My life changed drastically the day I first saw Attack of the Clones. It was the first day the film opened, May 16, 2002, and I’d been awake a long time. The day before, May 15, I spent over 12 hours outside of the Ziegfeld Theater in New York City waiting for a midnight screening of the latest Star Wars film. Afterward, I went to sleep, woke up, and graduated from college. “Today is a day we’ve been waiting for a long time,” a speaker said during the graduation ceremony. “Today, Star Wars Episode II: Attack of the Clones is finally in theaters.” Everyone laughed and the quote burned into my memory.
Graduating college is obviously a life-changing event, but Attack of the Clones had a profound impact on me long before, and after, the film was finally released. The lead-up to its predecessor, Star Wars Episode I: The Phantom Menace, is how I came to find websites that covered movies. Surfing sites like Countingdown.com, Rebelscum, TheForce.net, and many others, I not only got my daily fix of Star Wars gossip, I unknowingly opened the door into what my life would eventually become, writing for sites like the one you are reading right now.
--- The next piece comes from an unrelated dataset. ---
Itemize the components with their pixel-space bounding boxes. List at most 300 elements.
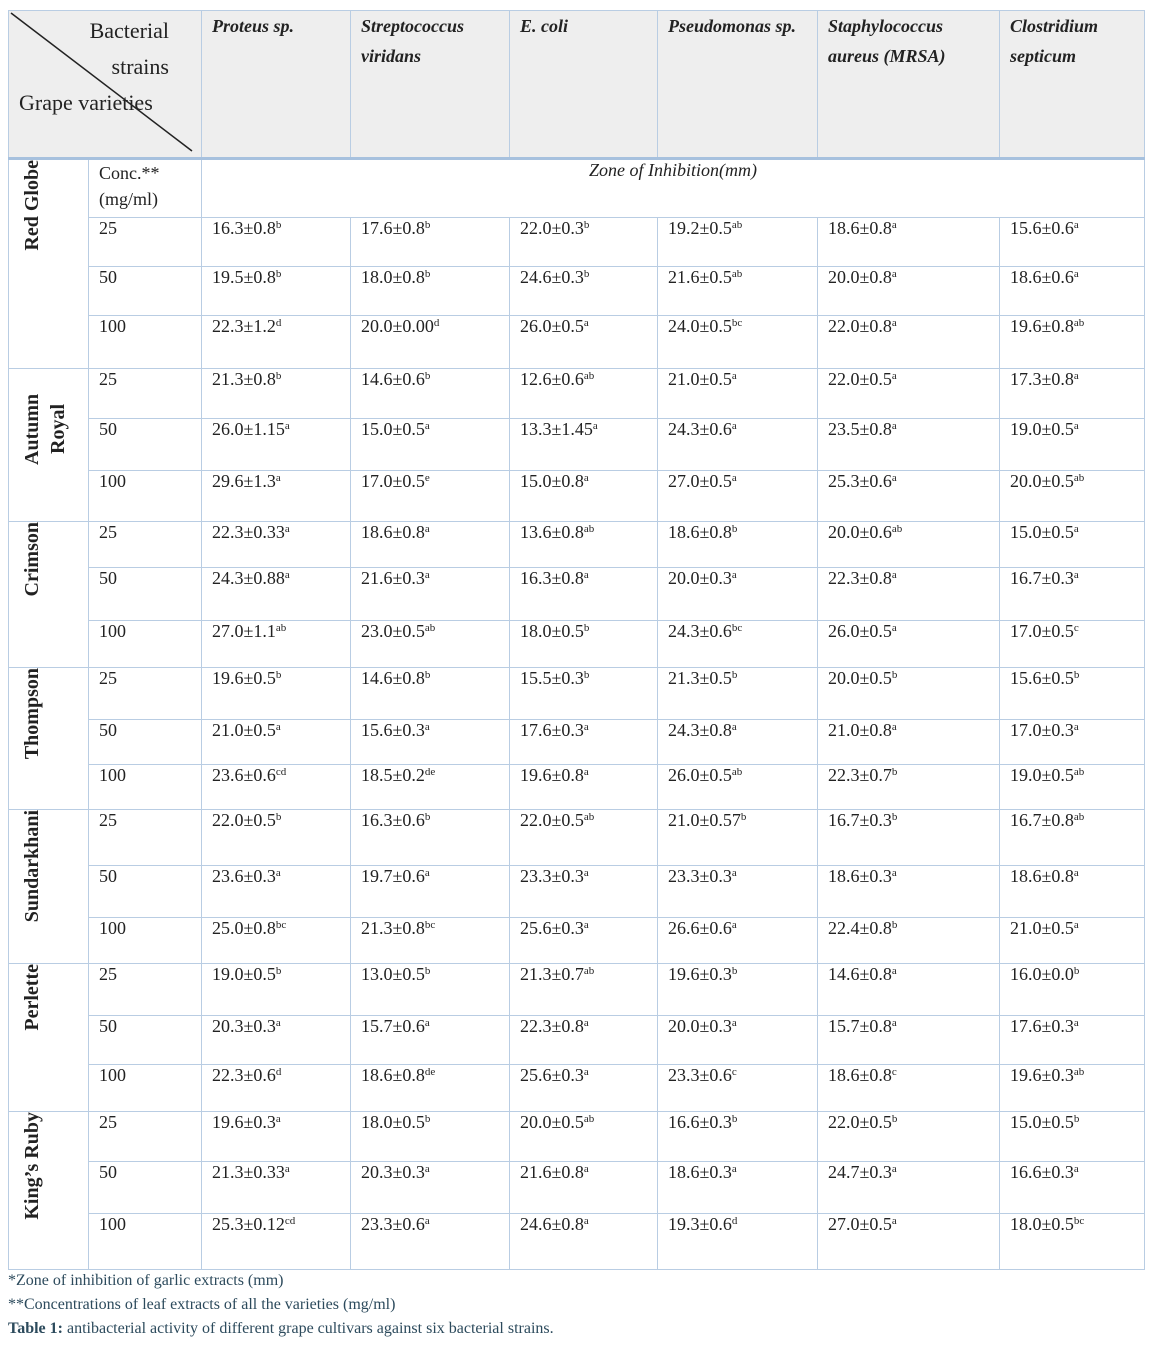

But that was as an observer. During the lead-up to Episode II, I was a participant. While balancing a part-time job, and full-time school, I began working for a few of those sites, specifically Countingdown.com. Though I’d written reviews for my high school newspaper and was writing about movies for college, this was the first time I was doing it “professionally.” And I got a real taste for it. I’d write posts about Star Wars here and there while also doing some of my first press junkets, and by the time graduation hit and the speaker made a joke about the movie, I knew the next step. By the time Episode III was released, I wanted to be somewhere writing a review. A goal I accomplished three years later at a mid-level newspaper in southern New York.
But Attack of the Clones was the linchpin. The film that came out at just the right time to set everything in motion. And wow, the memories of seeing Attack of the Clones are strong. Stronger, for me, than either of the other two prequels. For starters, as I said, I waited an entire day on a sidewalk for the midnight screening of the film at the legendary Ziegfeld Theater in Manhattan. If this is ringing a bell, that’s because it’s where Triumph the Insult Comic Dog did the legendary Star Wars nerd sketch for Conan O’Brien, a sketch that I’m literally in (A fact I wrote about extensively in a separate article you can read at this link.)
The waiting was special but the screening was even better. As you can imagine, over a thousand rabid Star Wars fans sitting in the same room, ready to see the next chapter in the saga, was electric. The moment when the Jedi stormed the Geonosian arena, every single person jumped out of their seats. Minutes later, when Yoda ignited his lightsaber, it felt like the entire room shook. I left that theater on such a high that, despite having to be up at 8 a.m. for graduation, I seriously contemplated seeing the film again at 3:30 a.m.
However, in the years that followed, Attack of the Clones has lost some of that shine. The memory of waiting for it and watching it greatly outweighed the film itself. Oh sure there are some great characters, excellent action beats, and a dynamite finale, but for the most part, the story is convoluted, performances wooden, and pacing abysmal. Some of the dialogue, especially between Anakin and Padmé, is cringe-inducing. For my money, it’s the worst Star Wars film to date (though 2019’s The Rise of Skywalker is currently giving it a run for its money).
Even so, this now 20-year-old movie still means the world to me. Not because of the movie itself but because of what it represented in my life. Professionally, my excitement and anticipation for Attack of the Clones set me down a career path I follow to this day. Personally, it’s even mushier. The first time I kissed the woman who would eventually become my wife, the love theme for Attack of the Clones, “Across the Stars” by John Williams, was randomly playing on the radio (an old XM station called CineMagic if you’re wondering). As we were kissing I thought, “Wow, this will make a great story if we ended up getting married.” When we did get married 12 years later, we played “Across the Stars” after we were pronounced husband and wife.
Never forget, movies are art and art means different things to different people. Attack of the Clones isn’t a great movie but it holds a great place in my heart. It’s a prism that, if I look through it, allows me to see my past, present and future. It’s part of who I am. The Padmé to my Anakin.